“I want it all, I want it all, I want it all, and I want it now.” Lyrics by the late, great Freddie Mercury, but also the mindset of today’s shoppers. Because today’s shoppers want it all. They want high-quality, high-value products. And they want to buy them from brands and retailers that deliver a first-class shopping experience. And they want it now.
For retailers looking to establish customer loyalty with these discriminating shoppers, rolling out a private label brand may be an ideal solution.
Private label brands are manufactured by a third party and sold under the retailer’s name. In many instances, the products are made with the same materials and/or ingredients as their name-brand counterparts. Case in point: Costco sells private label coffee that’s actually made by — wait for it — Starbucks.
For retailers, these products are traditionally cheaper to manufacture, which translates to lower prices for customers. But price is just the beginning. Private label brands also offer retailers a unique opportunity to deliver a better, more engaging customer experience.
The rise of the private label
Private label products are nothing new. Walmart launched its first store brand, Ol’ Roy dog food, way back in 1983.
But when the Great Recession hit in 2007, private labels saw a new surge in popularity. With the economy on shaky ground and food prices rising 5-6%, consumers needed lower-priced alternatives to their favorite brands.
Even after markets stabilized, the trend continued. By the end of 2017, private label brands were posting dollar growth of more than 3x the rate of branded products.
Today, with the COVID-19 pandemic heralding a new economic crisis, private labels are back in the spotlight. Purchasing store brands was one of Consumer Reports’ top tips for customers looking to save money on their 2020 holiday celebrations, right up there with clipping coupons and buying in bulk. According to the popular site, private label foods and beverages are 20-25% cheaper than name brand equivalents of the same product.

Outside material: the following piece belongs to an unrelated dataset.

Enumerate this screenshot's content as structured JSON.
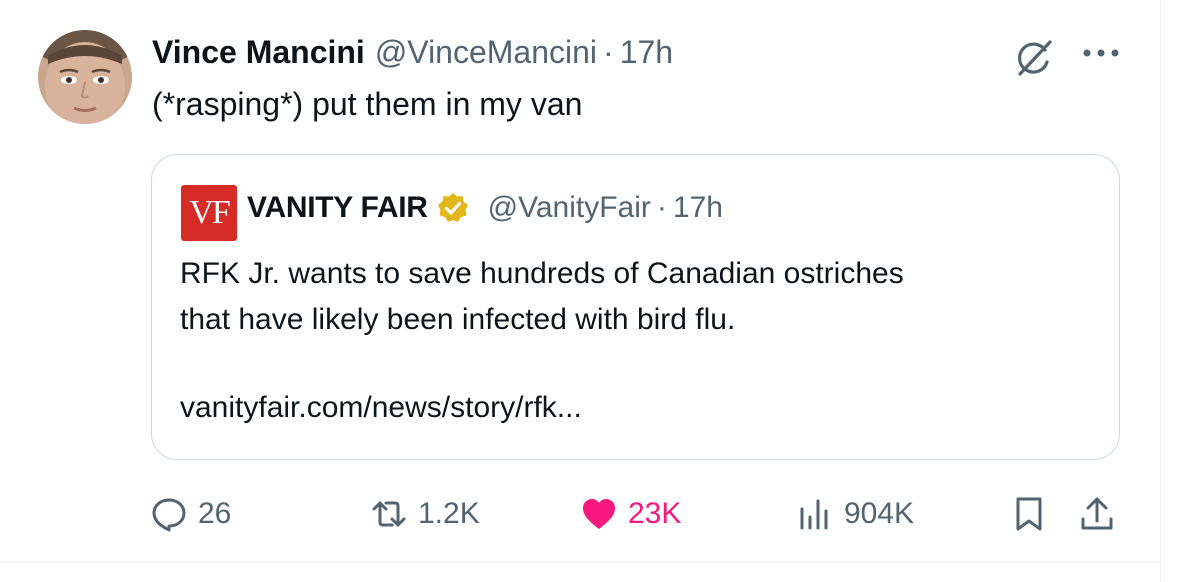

While price is a big factor for consumers, it’s not the only one. In our own recent survey, almost 55% of respondents said they’d purchased a private label brand in the past year. Respondents were allowed to pick from multiple reasons for buying the store brands. 51% said their decision was based on price, 56% said they did it because they simply liked the product.
Benefits to retailers
Beyond staying competitive on price, private label brands have additional benefits for retailers. Because you can control every aspect of the products’ positioning and marketing, as well as the buying experience, you can drive customer loyalty in new ways.
Some retailers use this opportunity to create stories around their private labels. For example, Whole Foods’ store brand, 365 Everyday Value, is positioned as a solution for shoppers who don’t want to pay high prices for organic products.
Savvy retailers are invested in creating an entire brand around their private labels. And it’s paying off handsomely.
Increased competition equals more innovation
A generation ago, there was a distinct gap between the quality of private label and brand name products.
Today, that’s simply not the case. In a Nielsen study, about 75% of shoppers said store brands were a “good alternative to name brands.” Even more exciting for retailers, almost 40% said that private labels deliver “higher quality than name brands.”
Only a mere 17% of respondents said store brands were, “for people on tight budgets and (who) can’t afford the best.”
As consumers embrace the value of private label products, it will drive brands and retailers to find opportunities to lower prices without sacrificing quality. We predict this will drive innovation across the retail industry, leading to better products and lower prices in every vertical.
Embracing the private label movement
It’s become increasingly clear that private labels are the real deal. Even as the current economic crisis subsides, there will always be a segment of consumers looking for high-quality products at low prices.
To succeed in this space, retailers need to devote the same strategy and resources as name brands do in the product development process.
Invest in the research to understand what shoppers need (or don’t realize they need). Then create a roadmap for delivering a solution in-house. Offering unique products and solutions customers can only find in your store is one way to guarantee they keep coming back for more.